On matters of being in and out-of-place: A posthumanist reading of solastalgia


Büyüksaraç G.

ATGENDER Conference: Feminist Pedagogy of/beyond Borders, İstanbul, Türkiye, 4 - 06 Eylül 2023, ss.66

  • Yayın Türü: Bildiri / Özet Bildiri
  • Basıldığı Şehir: İstanbul
  • Basıldığı Ülke: Türkiye
  • Sayfa Sayıları: ss.66
  • İstanbul Üniversitesi Adresli: Evet

Özet

It is not an easy task to unlearn the deeply ingrained anthropocentric Cartesian epistemology, as my teaching experience has taught me over the past few years while incorporating discussions on posthumanism and new materialism into my course syllabi designed for anthropology students.
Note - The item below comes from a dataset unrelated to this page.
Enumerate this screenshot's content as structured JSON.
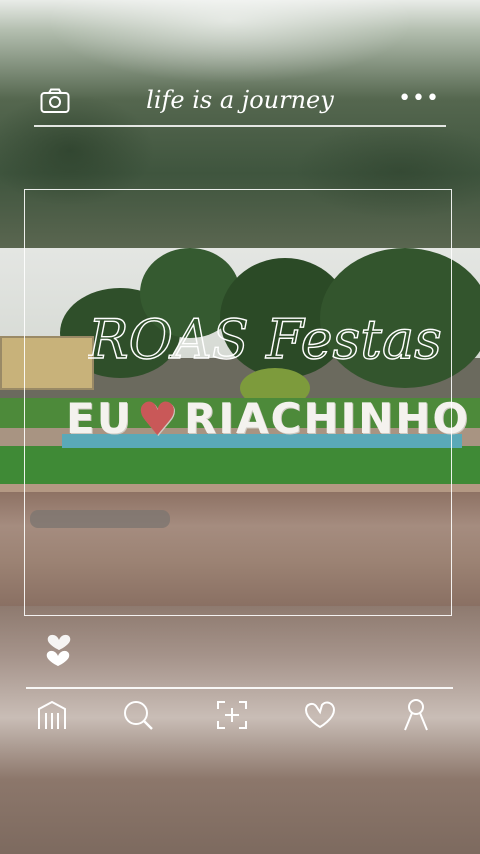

The same applies to the endeavor of 'repopulating social research with nonhuman beings' without succumbing to the temptation of anthropomorphizing them. However, this endeavor is equally rewarding, as it allows us to examine seemingly human-specific phenomena such as semiosis, agency, and affect within posthuman contexts. In this paper, I aim to recontextualize these three phenomena to investigate nonhuman modes of representing and communicating ecological grief and unhomeliness in the Capitaloscene. To achieve this, I engage with the concept of solastalgia, originally coined to describe human suffering arising from the inability to find solace in one's home environment (Albrecht 2006). In doing so, I shift the focus from the human’s pscyhoterratic states, place pathology in particular, to planetary wellbeing and sickness (cf. Boyd, Parr, Philo 2023). Taking up various ecological crises, ranging from slow violence of environmental degradation to seismic events, I explore how (or to what extent) earthly matters, or nonhuman beings, as agents in their own right, participate in the condition of solastalgia. Lastly, I discuss the ethical and political possibilities of accentuating the non/posthuman aspects of ecological grief, while also reflecting on the implications of this discussion for an anthropology in search of “terragraphic” methods (a term to be introduced in the paper) instead of a human-centric ethnography and pedagogy.